Zwei Pfennig pro Karte. Dank der unschlagbaren Preispolitik meines lokalen Comic Stores bin ich schon als Grundschüler vor 15 Jahren unter die Kartensammler gegangen. Meine gesamte Erinnerung an diese wilden Shoppingeskapaden besteht aus dem Krabbeln unter den Tresen und über warmen Teppichboden sowie dem Wühlen in Riesenhaufen voller Papierkarten. Und diese Karten waren es schlussendlich, die meine Liebe für ein ganz besonderes Trading Card Game entfachen sollten: Magic: The Gathering.

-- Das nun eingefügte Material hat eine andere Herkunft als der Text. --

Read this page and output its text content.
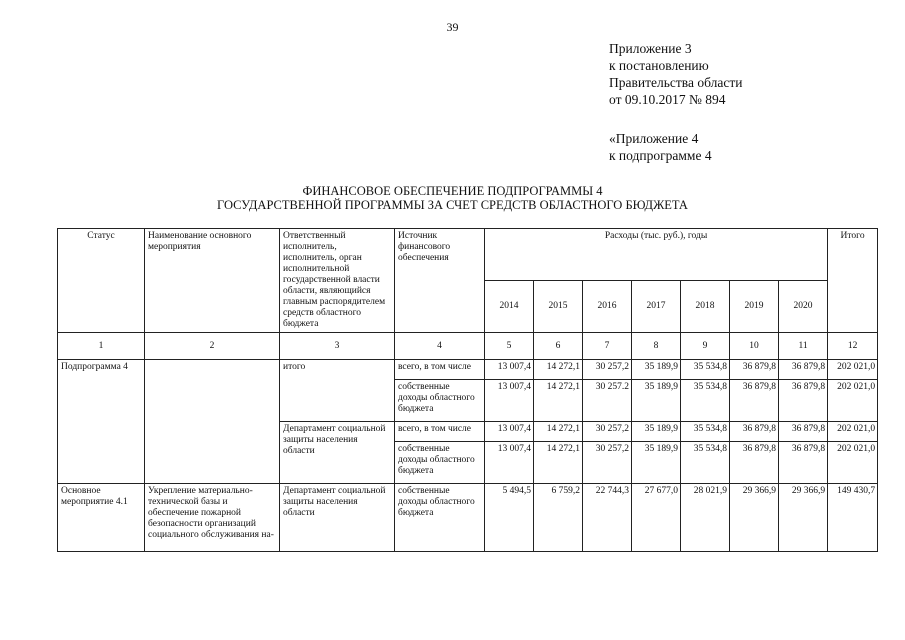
39
Приложение 3
к постановлению
Правительства области
от 09.10.2017 № 894
«Приложение 4
к подпрограмме 4
ФИНАНСОВОЕ ОБЕСПЕЧЕНИЕ ПОДПРОГРАММЫ 4
ГОСУДАРСТВЕННОЙ ПРОГРАММЫ ЗА СЧЕТ СРЕДСТВ ОБЛАСТНОГО БЮДЖЕТА
Статус	Наименование основного мероприятия	Ответственный исполнитель, исполнитель, орган исполнительной государственной власти области, являющийся главным распорядителем средств областного бюджета	Источник финансового обеспечения	Расходы (тыс. руб.), годы							Итого
				2014	2015	2016	2017	2018	2019	2020	
1	2	3	4	5	6	7	8	9	10	11	12
Подпрограмма 4		итого	всего, в том числе	13 007,4	14 272,1	30 257,2	35 189,9	35 534,8	36 879,8	36 879,8	202 021,0
			собственные доходы областного бюджета	13 007,4	14 272,1	30 257.2	35 189,9	35 534,8	36 879,8	36 879,8	202 021,0
		Департамент социальной защиты населения области	всего, в том числе	13 007,4	14 272,1	30 257,2	35 189,9	35 534,8	36 879,8	36 879,8	202 021,0
			собственные доходы областного бюджета	13 007,4	14 272,1	30 257,2	35 189,9	35 534,8	36 879,8	36 879,8	202 021,0
Основное мероприятие 4.1	Укрепление материально-технической базы и обеспечение пожарной безопасности организаций социального обслуживания на-	Департамент социальной защиты населения области	собственные доходы областного бюджета	5 494,5	6 759,2	22 744,3	27 677,0	28 021,9	29 366,9	29 366,9	149 430,7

Die Affinität zum Kartenspiel war also lange vor dem Euro da. Leider ist Papier nun nicht mehr so zeitgemäß. Papiermüll wird strikt getrennt und Mails gelten als grüne Alternative zur Post - das macht auch die inzwischen über 20 Jahre alten Magic-Karten obsolet. Naja, nicht ganz: Die Friday Night Magic bezaubert auch heute noch Spieler rund um den Globus. Glücklicherweise gehöre ich aber zur Generation Y, mache "irgendwas mit Medien" und habe berufsbedingt so einen kleinen Hang zum eSport. Da liegt die digitale Alternative Hearthstone doch recht nah - und in die habe ich mich als kompletter Anfänger reingefuchst. Vor allem das kommende Expansion Pack "Mean Streets of Gadgetzan" bietet genug Grund, sich mal mit diesem Phänomen auseinanderzusetzen.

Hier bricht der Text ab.